ИСПОВЕДЬ СОВЕТСКОГО ЧЕЛОВЕКА - страница 5



Не помню, писал ли я выше, но как только человек начинал ходить, его обучали бабушки и мамы, как он должен себя вести в обществе, где основным принципом было, удовлетворяя собственное желание, не навреди окружающим. Это было изумительно правильно.

Вот этот образ той детской жизни заставлял их рано взрослеть. Я помню, как одну девчонку, учившуюся в четвертом классе, «застукали» за игрой в куклы. Это было событие для всей школы. Смеялись над бедной. Не так давно, работая в одном доме отдыха, во время летних каникул я долго наблюдал, как одна не очень умная бабушка (сейчас таких много) постоянно таскала за руку мальчишку, которому было лет тринадцать, не давая ему и шагу ступить самостоятельно. Мне на это было невозможно смотреть, и я спросил идущего со мной рабочего-узбека: «Алихан! Скажи, пожалуйста, во сколько лет ваши дети начинают работать?» Он ответил, что в четыре года. Все как у нас когда то. Пришлось ему сказать, что скоро нам придется учить узбекский язык.
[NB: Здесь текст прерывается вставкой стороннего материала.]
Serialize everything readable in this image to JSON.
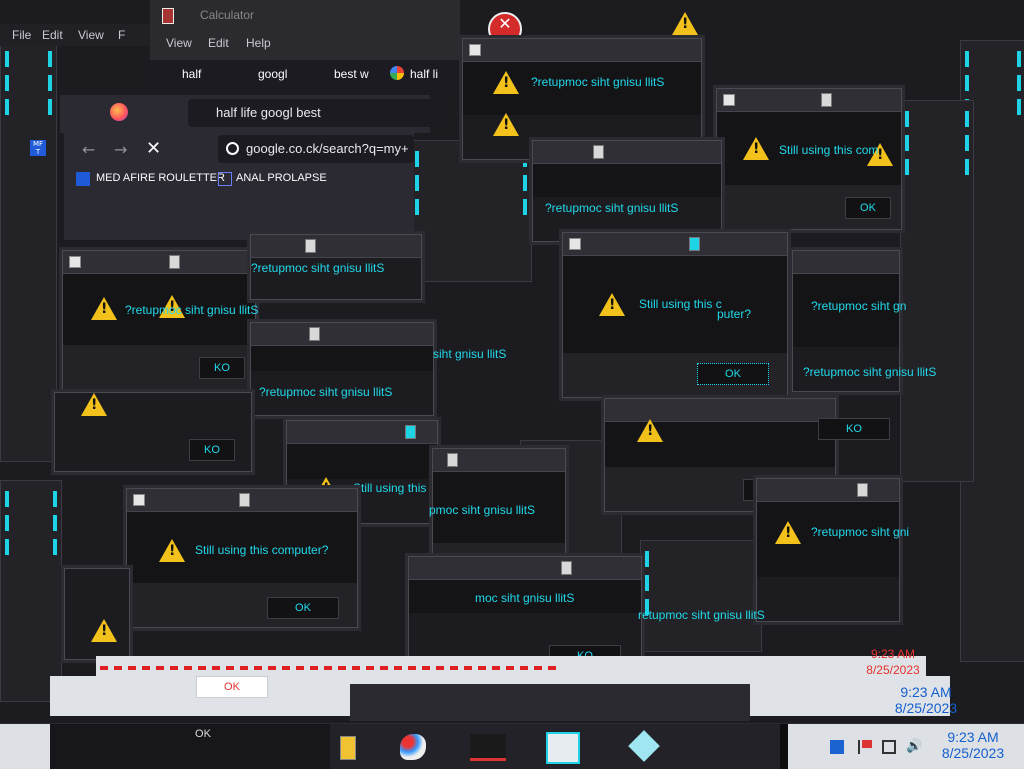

Вообще, деревня пятидесятых годов двадцатого столетия, если выкинуть телефон, репродуктор и коллективизацию, по укладу мало отличалась от деревни прошлого и позапрошлого веков. Старую деревянную соху я видел в уголке двора. Так же утюгом на углях наша семья пользовалась практически до переезда в Островское. Кстати, это было замечательное изобретение, видимо 17 века. Конструкция была продумана до мелочей. Была возможность загрузки топлива, были сделаны вентиляционные отверстия, обеспечивающие горение. Температуру регулировали методом размахивания этим самым утюгом; угли разгорались и температура повышалась. Те, у кого не было утюга, гладили белье еще более примитивным способом. Белье наматывалось на деревянный цилиндр, похожий на скалку, А сверху эта конструкция вращалась с помощью узкой доски с ручкой, на которой снизу были сделаны насечки треугольного сечения, высотой около сантиметра.

Был в деревне один минус, о котором не принято говорить, но который довольно часто подчеркивают недружелюбные западные ребята. Помои почти всегда выплескивали прямо на дорогу у самого дома. К сожалению, сегодня это правило распространилось и на города. Вот в отсталой «чухони», ставшей Финляндией, все немного по-другому. Когда в средине восьмидесятых мне пришлось трижды побывать в этой стране в служебных командировках, я искал во время городских прогулок хоть одну бумажку в виде мусора. Нашел с трудом одну, но тогда наших было довольно много в этой стране. Перед входом на территорию атомной станции была площадь, на которой совершенно свободно, без всяких замков, стояло несколько сотен велосипедов, и ни одному «чухонцу» не приходило в голову что-то стащить. Вот что такое, настоящая политическая элита. Совсем недавно, идя в магазин, заметил мусорную урну, прикованную цепью к металлическим перилам. Вот что сделала с народом наша «элита».

Близкие родственники, о которых сохранилось хоть что-нибудь

Бабушку свою, Хавронью Никифоровну, не помню совсем. Не сохранилось даже ни одной фотографии. Внуками ей заниматься было некогда, она все время где то хлопотала. Запомнилось только, когда она умирала. Это было в 1954 году. По рассказам матери, она была патологически трудолюбивая, из-за чего, собственно, и умерла. Это же качество по наследству досталось и матери. До коллективизации в семье было две коровы, две лошади, стадо овец, и прочая мелкая живность. Как тяжело все это было содержать описать невозможно, знает это только тот, кто это все прошел. Мать рассказывала, что когда, во время коллективизации, все это забирали в колхоз, бабушка была без памяти и ее отливали водой.